“Hey, I’ve almost got a full ounce!” Abe announces proudly, holding up his ziplock for us to see.
“Go for the kilo, Abe,” Diania tells him.
“Yeh, Abe,” Marian chimes in. “Go for the kilo.”
Abe Sanchez, contrary to what you might think, is not harvesting forbidden, illicit or illegal drugs in the backcountry of North County San Diego. Along with Diania Caudell (Luiseño), Marian Walkingstick (Acjachemen), Irving Morales (Luiseño), and Maureen Castillo (Cupeño), Abe is harvesting the tiny black seeds of the chia plant. I’m along to document the harvest.
The group are basketweavers passionately interested in anything related to traditional native basketry. In southern California, chia seeds were harvested using a seedbeater woven from willow and other local basketry plants. The seeds were collected in a burden basket or basket tray, then winnowed to remove the chaff using a woven winnowing tray.
. . .
After Irving and Maureen take their leave, the rest of us find another gathering site. Nothing deters our little group. The barking dogs are merely a counterpoint to the rhythmic sounds of the seed beater whacking the heads of the chia with the seedbeater against the bucket.

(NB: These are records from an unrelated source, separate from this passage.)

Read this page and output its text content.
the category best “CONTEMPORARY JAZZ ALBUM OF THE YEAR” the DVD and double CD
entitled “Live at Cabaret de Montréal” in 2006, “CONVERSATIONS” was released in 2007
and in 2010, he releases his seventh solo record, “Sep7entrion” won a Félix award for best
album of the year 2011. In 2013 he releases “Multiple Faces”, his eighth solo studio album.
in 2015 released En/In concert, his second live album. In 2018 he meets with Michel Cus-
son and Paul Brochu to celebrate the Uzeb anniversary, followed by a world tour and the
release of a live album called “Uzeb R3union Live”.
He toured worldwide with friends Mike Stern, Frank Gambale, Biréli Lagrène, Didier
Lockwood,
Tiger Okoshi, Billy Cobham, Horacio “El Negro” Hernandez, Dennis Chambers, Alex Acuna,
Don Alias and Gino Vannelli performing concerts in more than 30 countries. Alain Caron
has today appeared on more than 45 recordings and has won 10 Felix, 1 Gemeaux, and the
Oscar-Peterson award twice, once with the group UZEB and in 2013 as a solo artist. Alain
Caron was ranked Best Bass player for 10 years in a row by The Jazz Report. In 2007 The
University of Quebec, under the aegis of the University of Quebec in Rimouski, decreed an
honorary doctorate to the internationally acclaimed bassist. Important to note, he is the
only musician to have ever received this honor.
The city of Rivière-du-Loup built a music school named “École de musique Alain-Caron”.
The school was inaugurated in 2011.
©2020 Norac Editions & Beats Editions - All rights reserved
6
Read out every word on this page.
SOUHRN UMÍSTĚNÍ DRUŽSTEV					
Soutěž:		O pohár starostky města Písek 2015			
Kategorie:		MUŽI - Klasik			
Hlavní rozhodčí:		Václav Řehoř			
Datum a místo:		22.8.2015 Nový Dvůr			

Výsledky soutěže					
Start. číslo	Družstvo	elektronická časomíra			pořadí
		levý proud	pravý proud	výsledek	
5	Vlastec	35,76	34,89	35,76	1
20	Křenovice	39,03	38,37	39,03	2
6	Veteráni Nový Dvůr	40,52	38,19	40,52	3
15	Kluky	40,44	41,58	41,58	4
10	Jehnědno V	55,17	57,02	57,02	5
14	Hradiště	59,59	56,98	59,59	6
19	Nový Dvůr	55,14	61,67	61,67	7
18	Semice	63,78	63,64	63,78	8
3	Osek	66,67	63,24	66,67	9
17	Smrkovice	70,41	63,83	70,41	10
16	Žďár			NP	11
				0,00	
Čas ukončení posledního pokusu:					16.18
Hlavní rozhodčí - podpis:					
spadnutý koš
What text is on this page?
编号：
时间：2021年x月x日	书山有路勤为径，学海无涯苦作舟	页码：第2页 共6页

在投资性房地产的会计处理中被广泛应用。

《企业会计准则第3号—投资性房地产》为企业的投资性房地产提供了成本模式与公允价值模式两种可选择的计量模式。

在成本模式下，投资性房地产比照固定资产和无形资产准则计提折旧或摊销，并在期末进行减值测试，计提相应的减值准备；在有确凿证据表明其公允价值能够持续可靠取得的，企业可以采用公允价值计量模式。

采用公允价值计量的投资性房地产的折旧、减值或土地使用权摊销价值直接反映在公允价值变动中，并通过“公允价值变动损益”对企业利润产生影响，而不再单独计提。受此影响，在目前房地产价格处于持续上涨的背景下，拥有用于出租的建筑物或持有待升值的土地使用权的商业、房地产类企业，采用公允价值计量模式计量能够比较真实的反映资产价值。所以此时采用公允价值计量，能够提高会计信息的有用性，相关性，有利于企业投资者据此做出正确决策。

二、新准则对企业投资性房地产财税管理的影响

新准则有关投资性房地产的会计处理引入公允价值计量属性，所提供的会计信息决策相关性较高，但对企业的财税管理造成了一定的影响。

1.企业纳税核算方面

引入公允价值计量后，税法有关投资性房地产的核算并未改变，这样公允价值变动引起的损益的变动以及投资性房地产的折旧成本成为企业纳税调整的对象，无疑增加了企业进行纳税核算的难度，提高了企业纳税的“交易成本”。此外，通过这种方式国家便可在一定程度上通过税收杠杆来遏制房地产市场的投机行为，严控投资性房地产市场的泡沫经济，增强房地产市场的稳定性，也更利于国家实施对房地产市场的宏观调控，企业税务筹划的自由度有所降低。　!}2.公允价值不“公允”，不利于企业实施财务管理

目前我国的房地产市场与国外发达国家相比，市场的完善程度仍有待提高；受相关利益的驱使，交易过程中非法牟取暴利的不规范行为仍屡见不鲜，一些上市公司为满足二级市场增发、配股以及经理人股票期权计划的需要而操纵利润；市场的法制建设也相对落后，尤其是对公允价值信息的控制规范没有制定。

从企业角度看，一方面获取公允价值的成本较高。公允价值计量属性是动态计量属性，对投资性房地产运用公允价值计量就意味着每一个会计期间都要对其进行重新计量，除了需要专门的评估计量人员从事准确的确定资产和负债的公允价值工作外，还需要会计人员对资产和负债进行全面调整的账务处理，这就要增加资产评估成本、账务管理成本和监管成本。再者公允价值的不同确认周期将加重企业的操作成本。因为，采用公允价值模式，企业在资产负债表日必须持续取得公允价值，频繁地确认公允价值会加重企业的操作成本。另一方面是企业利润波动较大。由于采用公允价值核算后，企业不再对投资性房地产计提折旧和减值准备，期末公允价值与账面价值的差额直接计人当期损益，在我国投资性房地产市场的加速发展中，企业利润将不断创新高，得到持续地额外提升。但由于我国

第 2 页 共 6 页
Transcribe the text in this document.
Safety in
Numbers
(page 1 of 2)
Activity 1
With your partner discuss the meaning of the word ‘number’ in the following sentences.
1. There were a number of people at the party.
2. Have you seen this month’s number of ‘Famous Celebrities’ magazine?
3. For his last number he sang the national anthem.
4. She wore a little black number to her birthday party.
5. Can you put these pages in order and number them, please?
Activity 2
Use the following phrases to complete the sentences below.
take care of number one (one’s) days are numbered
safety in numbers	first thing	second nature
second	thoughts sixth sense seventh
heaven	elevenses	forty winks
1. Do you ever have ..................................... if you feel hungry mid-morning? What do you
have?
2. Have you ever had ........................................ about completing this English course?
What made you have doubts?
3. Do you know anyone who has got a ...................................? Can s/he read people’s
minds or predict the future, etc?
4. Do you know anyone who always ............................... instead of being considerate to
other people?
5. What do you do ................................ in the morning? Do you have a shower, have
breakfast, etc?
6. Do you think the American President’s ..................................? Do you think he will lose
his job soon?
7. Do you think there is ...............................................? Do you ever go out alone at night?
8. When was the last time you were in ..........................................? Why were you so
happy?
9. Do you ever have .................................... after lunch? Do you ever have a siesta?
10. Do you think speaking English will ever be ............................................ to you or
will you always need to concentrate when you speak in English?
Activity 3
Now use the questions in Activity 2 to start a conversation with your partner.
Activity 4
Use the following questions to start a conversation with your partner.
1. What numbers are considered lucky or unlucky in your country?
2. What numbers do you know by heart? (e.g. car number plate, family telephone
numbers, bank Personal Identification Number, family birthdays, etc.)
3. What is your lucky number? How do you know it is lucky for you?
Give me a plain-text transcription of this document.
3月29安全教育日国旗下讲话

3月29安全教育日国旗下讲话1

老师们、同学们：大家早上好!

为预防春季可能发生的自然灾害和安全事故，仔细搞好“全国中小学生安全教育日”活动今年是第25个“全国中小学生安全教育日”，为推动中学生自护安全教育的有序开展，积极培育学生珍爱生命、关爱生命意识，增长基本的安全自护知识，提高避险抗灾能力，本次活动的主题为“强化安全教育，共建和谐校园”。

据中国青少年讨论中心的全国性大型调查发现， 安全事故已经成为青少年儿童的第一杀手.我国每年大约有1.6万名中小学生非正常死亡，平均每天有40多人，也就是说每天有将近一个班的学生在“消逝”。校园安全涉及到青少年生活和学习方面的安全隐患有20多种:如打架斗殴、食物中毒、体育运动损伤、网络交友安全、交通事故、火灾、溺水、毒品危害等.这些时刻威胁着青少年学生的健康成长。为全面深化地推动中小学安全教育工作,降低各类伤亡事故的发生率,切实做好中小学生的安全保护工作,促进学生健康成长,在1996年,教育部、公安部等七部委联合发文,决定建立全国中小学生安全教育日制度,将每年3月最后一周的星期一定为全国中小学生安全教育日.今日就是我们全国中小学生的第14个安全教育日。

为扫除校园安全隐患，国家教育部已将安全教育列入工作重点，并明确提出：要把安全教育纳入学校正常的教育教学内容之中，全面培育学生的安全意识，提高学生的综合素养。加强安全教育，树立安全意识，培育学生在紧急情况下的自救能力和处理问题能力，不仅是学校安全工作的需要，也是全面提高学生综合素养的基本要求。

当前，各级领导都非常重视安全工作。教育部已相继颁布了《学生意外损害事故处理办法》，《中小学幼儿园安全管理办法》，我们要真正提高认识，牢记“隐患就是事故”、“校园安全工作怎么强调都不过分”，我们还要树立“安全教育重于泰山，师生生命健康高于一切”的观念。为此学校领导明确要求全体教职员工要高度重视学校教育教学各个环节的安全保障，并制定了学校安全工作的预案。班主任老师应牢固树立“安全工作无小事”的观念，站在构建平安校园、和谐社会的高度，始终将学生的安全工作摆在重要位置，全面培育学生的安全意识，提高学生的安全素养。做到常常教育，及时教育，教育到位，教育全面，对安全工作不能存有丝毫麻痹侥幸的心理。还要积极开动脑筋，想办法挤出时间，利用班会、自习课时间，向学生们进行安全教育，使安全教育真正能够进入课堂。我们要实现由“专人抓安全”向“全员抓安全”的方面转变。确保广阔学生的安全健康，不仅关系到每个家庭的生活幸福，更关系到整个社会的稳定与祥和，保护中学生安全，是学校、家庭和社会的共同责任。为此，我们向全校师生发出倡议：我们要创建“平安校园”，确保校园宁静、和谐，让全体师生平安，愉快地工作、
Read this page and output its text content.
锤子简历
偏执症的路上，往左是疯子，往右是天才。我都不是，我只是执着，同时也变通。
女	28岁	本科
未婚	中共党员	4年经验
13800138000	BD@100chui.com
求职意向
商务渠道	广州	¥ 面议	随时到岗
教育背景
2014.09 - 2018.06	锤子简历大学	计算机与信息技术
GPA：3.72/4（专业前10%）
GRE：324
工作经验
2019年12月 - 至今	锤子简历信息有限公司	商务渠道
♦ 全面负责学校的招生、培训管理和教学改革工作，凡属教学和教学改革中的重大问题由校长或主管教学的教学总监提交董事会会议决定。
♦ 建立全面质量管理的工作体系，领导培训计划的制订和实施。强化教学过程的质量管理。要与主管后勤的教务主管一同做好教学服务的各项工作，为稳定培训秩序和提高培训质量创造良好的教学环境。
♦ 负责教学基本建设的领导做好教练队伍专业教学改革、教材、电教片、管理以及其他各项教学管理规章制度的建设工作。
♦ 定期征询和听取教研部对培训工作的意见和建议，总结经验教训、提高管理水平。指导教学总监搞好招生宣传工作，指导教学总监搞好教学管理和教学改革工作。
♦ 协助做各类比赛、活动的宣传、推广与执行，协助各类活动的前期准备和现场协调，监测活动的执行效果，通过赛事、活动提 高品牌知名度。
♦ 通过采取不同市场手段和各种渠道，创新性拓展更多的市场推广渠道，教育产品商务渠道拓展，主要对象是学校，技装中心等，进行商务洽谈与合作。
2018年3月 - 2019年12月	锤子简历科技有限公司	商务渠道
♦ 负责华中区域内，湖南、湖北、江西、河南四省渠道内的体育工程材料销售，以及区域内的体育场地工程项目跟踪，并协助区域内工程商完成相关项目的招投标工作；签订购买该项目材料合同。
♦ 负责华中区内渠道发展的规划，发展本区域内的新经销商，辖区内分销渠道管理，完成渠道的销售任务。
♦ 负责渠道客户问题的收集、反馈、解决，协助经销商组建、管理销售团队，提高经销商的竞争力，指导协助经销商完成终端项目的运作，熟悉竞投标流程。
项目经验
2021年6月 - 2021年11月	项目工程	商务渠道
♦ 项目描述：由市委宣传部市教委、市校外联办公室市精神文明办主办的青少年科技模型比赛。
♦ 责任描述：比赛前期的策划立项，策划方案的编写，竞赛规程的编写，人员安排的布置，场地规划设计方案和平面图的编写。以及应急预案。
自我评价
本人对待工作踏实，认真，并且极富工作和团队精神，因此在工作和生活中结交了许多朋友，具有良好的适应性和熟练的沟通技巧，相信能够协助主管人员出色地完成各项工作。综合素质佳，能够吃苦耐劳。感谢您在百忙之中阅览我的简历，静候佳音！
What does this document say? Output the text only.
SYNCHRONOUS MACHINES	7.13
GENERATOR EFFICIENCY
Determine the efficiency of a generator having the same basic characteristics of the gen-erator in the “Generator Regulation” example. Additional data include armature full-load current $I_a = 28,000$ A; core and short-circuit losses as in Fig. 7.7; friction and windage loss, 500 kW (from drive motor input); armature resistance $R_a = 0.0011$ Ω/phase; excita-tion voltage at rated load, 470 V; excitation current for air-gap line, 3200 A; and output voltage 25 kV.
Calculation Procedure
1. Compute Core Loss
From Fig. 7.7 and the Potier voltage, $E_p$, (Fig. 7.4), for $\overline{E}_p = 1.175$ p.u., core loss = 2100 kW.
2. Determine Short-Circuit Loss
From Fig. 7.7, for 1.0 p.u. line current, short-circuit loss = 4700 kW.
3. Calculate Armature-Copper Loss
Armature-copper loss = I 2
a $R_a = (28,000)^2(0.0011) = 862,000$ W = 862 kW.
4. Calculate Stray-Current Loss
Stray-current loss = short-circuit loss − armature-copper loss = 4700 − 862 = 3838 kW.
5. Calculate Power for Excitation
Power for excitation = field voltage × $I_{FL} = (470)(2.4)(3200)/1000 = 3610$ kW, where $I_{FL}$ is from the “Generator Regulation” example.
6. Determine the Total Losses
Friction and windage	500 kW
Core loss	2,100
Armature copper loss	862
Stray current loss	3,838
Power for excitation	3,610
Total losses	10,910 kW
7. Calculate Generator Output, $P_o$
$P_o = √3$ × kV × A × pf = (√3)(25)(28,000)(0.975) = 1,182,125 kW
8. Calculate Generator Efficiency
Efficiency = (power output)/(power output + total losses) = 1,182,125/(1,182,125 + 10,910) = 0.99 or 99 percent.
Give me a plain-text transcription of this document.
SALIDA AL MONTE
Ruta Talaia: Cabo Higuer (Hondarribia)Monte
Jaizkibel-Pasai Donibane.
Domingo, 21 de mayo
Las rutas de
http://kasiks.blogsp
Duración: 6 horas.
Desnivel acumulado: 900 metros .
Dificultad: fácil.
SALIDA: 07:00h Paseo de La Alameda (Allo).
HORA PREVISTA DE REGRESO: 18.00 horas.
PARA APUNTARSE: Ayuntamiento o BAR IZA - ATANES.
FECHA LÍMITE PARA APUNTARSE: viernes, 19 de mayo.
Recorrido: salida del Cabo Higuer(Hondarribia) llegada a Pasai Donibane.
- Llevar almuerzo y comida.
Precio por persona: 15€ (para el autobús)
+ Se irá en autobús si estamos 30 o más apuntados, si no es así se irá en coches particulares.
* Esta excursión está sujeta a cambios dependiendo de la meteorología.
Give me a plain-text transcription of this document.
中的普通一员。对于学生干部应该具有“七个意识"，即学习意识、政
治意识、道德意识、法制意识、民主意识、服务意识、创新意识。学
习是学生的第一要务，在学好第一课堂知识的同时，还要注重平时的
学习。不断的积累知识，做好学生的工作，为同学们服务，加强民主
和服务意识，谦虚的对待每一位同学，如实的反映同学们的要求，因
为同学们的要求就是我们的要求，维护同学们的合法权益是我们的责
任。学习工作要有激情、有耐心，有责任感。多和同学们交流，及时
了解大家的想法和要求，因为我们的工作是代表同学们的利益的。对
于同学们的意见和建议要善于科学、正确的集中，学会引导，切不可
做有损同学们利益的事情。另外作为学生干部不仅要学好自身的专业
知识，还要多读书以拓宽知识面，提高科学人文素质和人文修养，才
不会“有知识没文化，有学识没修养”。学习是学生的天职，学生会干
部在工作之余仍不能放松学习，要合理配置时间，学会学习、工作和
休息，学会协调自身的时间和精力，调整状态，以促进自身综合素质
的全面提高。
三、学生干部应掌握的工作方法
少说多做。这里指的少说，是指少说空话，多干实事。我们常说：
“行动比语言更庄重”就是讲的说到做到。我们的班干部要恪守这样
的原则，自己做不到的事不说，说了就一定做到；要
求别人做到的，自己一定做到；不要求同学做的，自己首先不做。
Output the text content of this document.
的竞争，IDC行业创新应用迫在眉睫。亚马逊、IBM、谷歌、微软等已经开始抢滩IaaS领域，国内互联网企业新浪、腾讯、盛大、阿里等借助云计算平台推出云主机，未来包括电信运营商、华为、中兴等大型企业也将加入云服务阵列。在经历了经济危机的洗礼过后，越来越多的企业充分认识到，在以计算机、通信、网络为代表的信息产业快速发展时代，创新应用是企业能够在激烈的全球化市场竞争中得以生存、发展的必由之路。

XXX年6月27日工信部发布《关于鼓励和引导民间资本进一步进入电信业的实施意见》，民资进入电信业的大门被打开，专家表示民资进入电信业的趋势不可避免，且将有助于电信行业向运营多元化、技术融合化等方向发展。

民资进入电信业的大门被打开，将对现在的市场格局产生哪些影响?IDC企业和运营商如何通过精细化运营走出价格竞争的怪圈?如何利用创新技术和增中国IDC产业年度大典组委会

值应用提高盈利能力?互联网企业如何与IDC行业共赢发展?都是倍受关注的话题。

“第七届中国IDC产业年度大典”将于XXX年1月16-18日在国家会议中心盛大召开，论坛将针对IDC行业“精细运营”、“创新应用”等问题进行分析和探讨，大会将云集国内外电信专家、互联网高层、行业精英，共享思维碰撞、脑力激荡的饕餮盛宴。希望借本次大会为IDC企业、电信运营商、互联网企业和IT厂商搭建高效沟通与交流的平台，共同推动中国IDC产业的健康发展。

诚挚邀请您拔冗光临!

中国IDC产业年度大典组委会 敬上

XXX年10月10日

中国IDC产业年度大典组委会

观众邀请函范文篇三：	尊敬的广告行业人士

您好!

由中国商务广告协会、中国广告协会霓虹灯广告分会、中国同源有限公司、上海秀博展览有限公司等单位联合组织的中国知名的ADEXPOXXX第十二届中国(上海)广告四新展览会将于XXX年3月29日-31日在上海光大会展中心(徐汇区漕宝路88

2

Chia seeds are a gift, Abe tells us.
Some writers speak of seeds not only as gifts but as jewels, an indication of how valued and revered seeds are. Show me a seed, Henry David Thoreau wrote, and I am prepared to expect wonders. Thoreau’s persistent faith in seeds is echoed by ethnobotanist Gary Paul Nabhan, who writes that a few handful of native seeds contain more information than the Library of Congress. For ethnobotanist Kathleen Harrison, “each seed is encoded with . . . a long, winding, subtle story . . . the voices of the ancestors speaking in each of those seeds.”
Although the pink plastic fly swatter works well enough as a seed beater, it doesn’t have the beauty or resonance of a woven seedbeater. And the plastic red bucket from Home Depot, although inexpensive, light and functional, lacks any connection to the gathering site, unlike traditional collecting baskets, woven with the local juncus, deergrass, Rhus trilobata and yucca.
But this expedition is an exploratory one, and everyone’s in learning mode. We don’t imagine that there’s anyone else in the entire cosmos out gathering wild chia today.
“We’re doing an ancient thing her,” Abe tells us. Everyone laughs.
Yes we are, in spite of the pink plastic flyswatters, red plastic buckets, or the digital video camera. We are harvesting precious wild chia seeds.